Friday, May 1, 2009

Who Are The Gosslings?

By Zachary Roth
May 1, 2009

In recent days, speculation about who leaked to CQ the news about Jane Harman's wiretapped conversation with a suspected Israel agent has seemed to focus on former CIA director Porter Goss -- or, more precisely, the group of Goss aides known as the Gosslings.

So we thought it was worth taking a closer look at this crew. And it looks like they have quite a reputation...

In 2004, Goss moved over from chairing the House intelligence committee to running the CIA, and he took four of his top committee aides with him -- even though, as we noted yesterday, they had already been labelled "partisan" and "inexperienced" by Harman. At CIA, Goss reportedly invented new positions for several of them, to mediate between him and the intelligence and operations directorates, allowing them to operate to a great degree as free agents.

Indeed, Goss is said to have deferred key decisions the Gosslings, who were reportedly also known as the Hitler Youth. "He was softened up over the years by these guys like a Kobe beef cow," one person who worked at the CIA under Goss told Harpers in 2006. "He couldn't make a move without their help."

So, who were the Gosslings?

Patrick Murray

Murray was the top lawyer on the intelligence committee under Goss, and became his chief of staff at CIA.

While on the committee, Murray acted as a crucial go-between for Goss and the Bush White House.

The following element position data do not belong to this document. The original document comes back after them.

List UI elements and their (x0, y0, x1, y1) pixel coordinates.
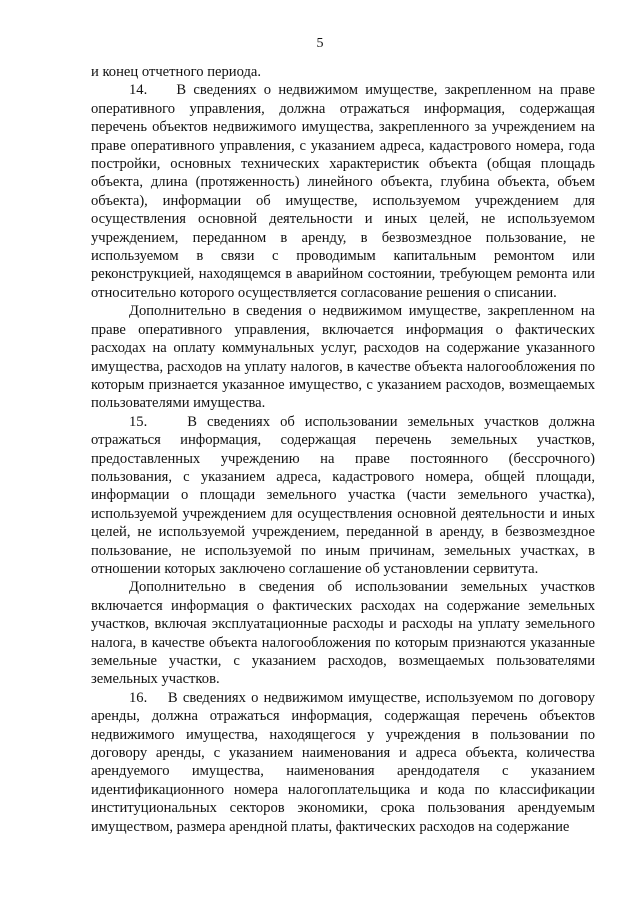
paragraph-item-14: 14. В сведениях о недвижимом имуществе, закрепленном на праве оперативного управления, должна отражаться информация, содержащая перечень объектов недвижимого имущества, закрепленного за учреждением на праве оперативного управления, с указанием адреса, кадастрового номера, года постройки, основных технических характеристик объекта (общая площадь объекта, длина (протяженность) линейного объекта, глубина объекта, объем объекта), информации об имуществе, используемом учреждением для осуществления основной деятельности и иных целей, не используемом учреждением, переданном в аренду, в безвозмездное пользование, не используемом в связи с проводимым капитальным ремонтом или реконструкцией, находящемся в аварийном состоянии, требующем ремонта или относительно которого осуществляется согласование решения о списании. (91, 82, 595, 301)
paragraph-item-15: 15. В сведениях об использовании земельных участков должна отражаться информация, содержащая перечень земельных участков, предоставленных учреждению на праве постоянного (бессрочного) пользования, с указанием адреса, кадастрового номера, общей площади, информации о площади земельного участка (части земельного участка), используемой учреждением для осуществления основной деятельности и иных целей, не используемой учреждением, переданной в аренду, в безвозмездное пользование, не используемой по иным причинам, земельных участках, в отношении которых заключено соглашение об установлении сервитута. (91, 413, 595, 577)
paragraph-item-15-addendum: Дополнительно в сведения об использовании земельных участков включается информация о фактических расходах на содержание земельных участков, включая эксплуатационные расходы и расходы на уплату земельного налога, в качестве объекта налогообложения по которым признаются указанные земельные участки, с указанием расходов, возмещаемых пользователями земельных участков. (91, 579, 595, 688)
paragraph-item-14-addendum: Дополнительно в сведения о недвижимом имуществе, закрепленном на праве оперативного управления, включается информация о фактических расходах на оплату коммунальных услуг, расходов на содержание указанного имущества, расходов на уплату налогов, в качестве объекта налогообложения по которым признается указанное имущество, с указанием расходов, возмещаемых пользователями имущества. (91, 303, 595, 412)
paragraph-continuation: и конец отчетного периода. (91, 64, 262, 80)
paragraph-item-16: 16. В сведениях о недвижимом имуществе, используемом по договору аренды, должна отражаться информация, содержащая перечень объектов недвижимого имущества, находящегося у учреждения в пользовании по договору аренды, с указанием наименования и адреса объекта, количества арендуемого имущества, наименования арендодателя с указанием идентификационного номера налогоплательщика и кода по классификации институциональных секторов экономики, срока пользования арендуемым имуществом, размера арендной платы, фактических расходов на содержание (91, 689, 595, 835)
page-number: 5 (316, 36, 324, 51)
document-body (91, 63, 595, 836)
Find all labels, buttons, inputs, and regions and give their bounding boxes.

In 2005, a former committee staffer told Robert Dreyfuss of the American Prospect: "There was a sense that [Murray], even more than Porter, was close to the folks at the White House. And that [Murray] was making everything happen, with lots of meetings at the White House, with Cheney's office, and House leadership."

Dreyfuss added that Goss "was seen as a prisoner of his staff -- above all, of Murray."

For instance:

During one confrontation over a controversial piece of legislation, when other members challenged Goss, he deferred to Murray. "Goss looked sad and apologetic, and he looked at us and said, 'Pat runs the show,'" according to a source. "We all wondered, 'What does Pat Murray have on Porter Goss?'"
Once at CIA, Murray quickly alienated the agency's old guard. In November 2004, the Washington Post reported that John McLaughlin, a CIA veteran who had served as acting director, resigned after warning Goss that Murray, "was treating senior officials disrespectfully and risked widespread resignations." Soon afterwards, Steve Kappes, the deputy director for operations also resigned, after Murray had ordered Kappes to fire a deputy with whom Murray had clashed.

Jay Jakub

Jakub was a subcommittee staff director under Goss, who at CIA became a senior advisor for operations and analysis."

During the 1980s and 1990s, Jakub was a CIA analyst and case officer, before serving as the chief investigator on GOP congressman Dan Burton's famously partisan inquiry into Clinton-Gore campaign finance practices stemming from the 1996 election.

While on the committee, Jakub took the lead in writing a June 2004 intelligence committee report, which called the CIA "dysfunctional" and accused it of "misallocation and redirection of resources, poor prioritization of objectives, micromanagement of field operations and a continued political aversion to operational risk." The report triggered charges that Goss was angling to replace George Tenet as CIA director -- which occurred three month later.

"He's widely viewed as having very strong partisan views," a former CIA colleague of Jakub's told Salon that year. "Jay leaps too early. He acts on his views, and often doesn't seem like a measured decision maker."

In 2006, Harper's reported that Jakub "undertook a major (and unnecessary) review of the CIA's liaison relationship with British intelligence, in part, sources said, because it allowed him to make multiple trips to London, a favored destination."

Michael Kostiw

It says something about this crew that perhaps the best-regarded of them had his career derailed for shoplifting pork products.

Kostiw was picked by Goss to be executive director -- the number 3 job that later went to Dusty Foggo. But the Washington Post soon reported that, 20 years earlier, Kostiw had been arrested for stealing a package of bacon, and instead became a senior adviser to Goss.

In that capacity Kostiw, an agency veteran, reportedly acted as a force for moderation, despite his credentials as a conservative Republican. He suggested traveling to Venezuela to meet with Hugo Chavez, with whom he had a friendly relationship, and offered realistically downbeat assessments of the situation in Iraq.

Merrell Moorhead

Moorhead was the committee's deputy staff director, and became another top aide to Goss at CIA.

CQ's Jeff Stein -- who broke the recent Harman wiretapping story, and who, we can't help noticing, seems to have kept in contact with the Gosslings -- reported in 2007 that Moorhead had moved to Nova Scotia and begun a new career as a vintner.

It's worth remembering: we don't know that any of these people, or even that anyone around Goss, leaked the Harman information. But looking at this record, let's just say, we wouldn't put it past a few of them.